Civil War Heroes / Major Civil War Battles
Tillie Pierce was only 15 years old when the two great armies of the North and South clashed at the Battle at Gettysburg. Tillie was a fourth generation Pennsylvanian and her love of the Union and compassion for others served her well during one of the major Civil War battles.
Tillie very much enjoyed wandering the open fields around Gettysburg in her youth as she wrote in her memoirs, but as the two armies converged on Gettysburg her carefree life was about to change.
At the outset of battle on July 1, 1863, she fled to the Jacob Weikert farm 3 miles south of town. Tillie could hear the distant sounds of musket fire by Seminary Ridge, and then large cannon and knew the fighting was getting closer. Little did Tillie know at the time that this farmhouse would become a field hospital just 600 yards from the fiercest fighting.
As the Union army advance forward pouring reserves into the fray, Tillie stood by the side of the road and gave out fresh water that flowed from the springs on the farm.

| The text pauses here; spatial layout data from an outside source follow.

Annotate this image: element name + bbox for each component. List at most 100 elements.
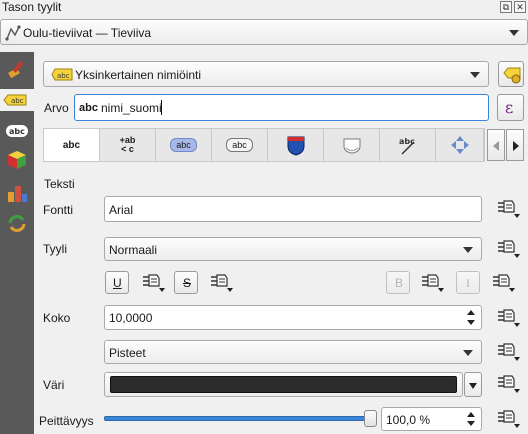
spin-down-icon[interactable] [467,320,475,325]
font-dropdown[interactable] [455,197,481,221]
color-override-button[interactable] [495,373,521,395]
font-value: Arial [109,203,134,217]
color-swatch [110,376,457,393]
opacity-override-button[interactable] [495,408,521,430]
svg-text:abc: abc [9,127,25,136]
abc-mask-icon: abc [6,125,28,137]
units-override-button[interactable] [495,341,521,363]
data-defined-override-icon [493,274,515,292]
italic-button[interactable]: I [456,271,480,294]
bold-button[interactable]: B [386,271,410,294]
color-label: Väri [43,378,65,392]
tab-buffer[interactable]: abc [156,129,212,161]
bold-override-button[interactable] [419,272,445,294]
tab-text[interactable]: abc [44,129,100,161]
style-label: Tyyli [43,242,67,256]
opacity-field[interactable]: 100,0 % [381,407,482,431]
chevron-down-icon [469,383,477,389]
layer-select-value: Oulu-tieviivat — Tieviiva [23,26,152,40]
size-override-button[interactable] [495,307,521,329]
data-defined-override-icon [498,410,520,428]
cube-icon [8,151,26,169]
size-value: 10,0000 [109,311,153,325]
float-icon[interactable]: ⧉ [500,1,512,13]
rendering-tab[interactable] [5,212,29,234]
tab-shadow[interactable] [268,129,324,161]
tab-background[interactable]: abc [212,129,268,161]
label-mode-select[interactable]: abc Yksinkertainen nimiöinti [43,61,489,87]
text-tab-icon: abc [62,139,81,151]
chevron-down-icon [463,247,473,253]
strikeout-label: S [183,276,192,290]
section-title: Teksti [44,177,75,191]
close-icon[interactable]: ✕ [514,1,526,13]
spin-up-icon[interactable] [467,412,475,417]
label-settings-tabs: abc +ab < c abc abc abc [43,128,485,162]
underline-label: U [113,276,122,290]
data-defined-override-icon [498,309,520,327]
tabs-scroll-left-button[interactable] [487,129,505,161]
placement-icon: abc [399,137,415,155]
size-field[interactable]: 10,0000 [104,305,482,330]
value-field[interactable]: abc nimi_suomi [74,94,489,121]
chevron-left-icon [493,141,499,151]
color-button[interactable] [104,372,463,397]
underline-override-button[interactable] [140,272,166,294]
chevron-down-icon [470,72,480,78]
expression-button[interactable]: ε [497,94,524,121]
underline-button[interactable]: U [105,271,129,294]
label-settings-button[interactable] [498,61,524,87]
strikeout-override-button[interactable] [208,272,234,294]
tab-callouts[interactable] [324,129,380,161]
chevron-down-icon [463,350,473,356]
opacity-slider[interactable] [104,410,377,427]
data-defined-override-icon [143,274,165,292]
label-mode-value: Yksinkertainen nimiöinti [75,68,202,82]
label-icon: abc [3,94,27,106]
data-defined-override-icon [498,240,520,258]
size-label: Koko [43,311,71,325]
style-select[interactable]: Normaali [104,237,482,261]
svg-text:abc: abc [399,137,415,146]
tabs-scroll-right-button[interactable] [506,129,524,161]
tab-rendering[interactable] [436,129,484,161]
symbology-tab[interactable] [5,58,29,80]
text-cursor [161,100,162,115]
strikeout-button[interactable]: S [174,271,198,294]
diagrams-tab[interactable] [5,182,29,204]
data-defined-override-icon [498,343,520,361]
svg-text:abc: abc [11,97,24,105]
move-icon [450,136,469,154]
background-tab-icon: abc [226,138,253,152]
tab-placement[interactable]: abc [380,129,436,161]
units-value: Pisteet [109,346,146,360]
font-label: Fontti [43,203,74,217]
data-defined-override-icon [498,375,520,393]
data-defined-override-icon [422,274,444,292]
chevron-down-icon [509,30,519,36]
labels-tab[interactable]: abc [0,89,34,111]
bold-label: B [395,276,404,290]
slider-fill [104,416,366,421]
3d-view-tab[interactable] [5,149,29,171]
style-override-button[interactable] [495,238,521,260]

As the casualties mounted, the Wiekert farm was turned into a field hospital to care for hundreds of wounded men from both sides.
That night, Tillie saw for the first time the horrors of war as men lay bleeding and dying as the surgeons did their best to care for the wounded. The scene Tillie witnessed was very typical for Civil War casualties, but for a civilian, the burden was heavy.
On July 2, 1863, Tillie Pierce awoke early to provide water to the passing Union troops and had the opportunity to meet General George Meade, the commander of the Union army as he advanced to the front. The farmhouse was positioned just a few hundred yards behind the Union left flank east of the Round Tops and many field officers requested the use of the Weikert farmhouse roof to view the battlefield.
As the Confederates launched a massive infantry assault just 600 yards west of the farm, it was deemed too dangerous for civilians in the area and Tillie and others were ordered to retreat further back from the lines. They went 1/2 mile east to the Lewis Bushman farm. This location was however more dangerous as Confederate shells were landing all around them. Tillie and her group were forced back to the Weikert farm. From the farm Tillie was able to see the tail end of the fighting on Little Round Top between the 20th Maine and the 15th Alabama.
On July 3, 1863
Tillie Pierce awoke to hear the sounds of fighting far off in the distance, perhaps at Culp's Hill
. Later that morning into early afternoon she heard the cannon barrage from both sides preceding the mass infantry assault by the Confederates against the Union lines at Cemetery Ridge about 1 mile north of the farm. Shells began to burst overhead and again Tillie and other civilians were evacuated south, then to the east about 2 miles behind the Union lines. A cavalry fight had just concluded and Tillie saw Confederate prisoners being escorted by Union troops.
Later that afternoon, Tillie made her way back to the Wiekert farm and witnessed the dead and dying strewn about the property. She assisted the surgeons in comforting the men as mass amputations were conducted. As the battle came to a close, and the defeated Confederates left the town of Gettysburg, Tillie remained at the Weikert farm for days and cared for the wounded.
On July 4, 1863, Tillie surveyed the battlefield and later in life, reported the horrors of what she saw. The Gettysburg casualties totaled over 51,000 and Tillie witnessed the carnage firsthand. She continued to nurse the soldiers long after the battle was over up until the last hospital shut down in November 1863.
Tillie authored "At Gettysburg: What a Girl Heard and Saw of the Battle" just 25 years after the battle and it stands as one of the most detailed civilian accounts of the Battle of Gettysburg. Tillie Pierce is considered by many to be one of the great Civil War heroes, and her service to the brave men who fought at the Battle of Gettysburg will never be forgotten.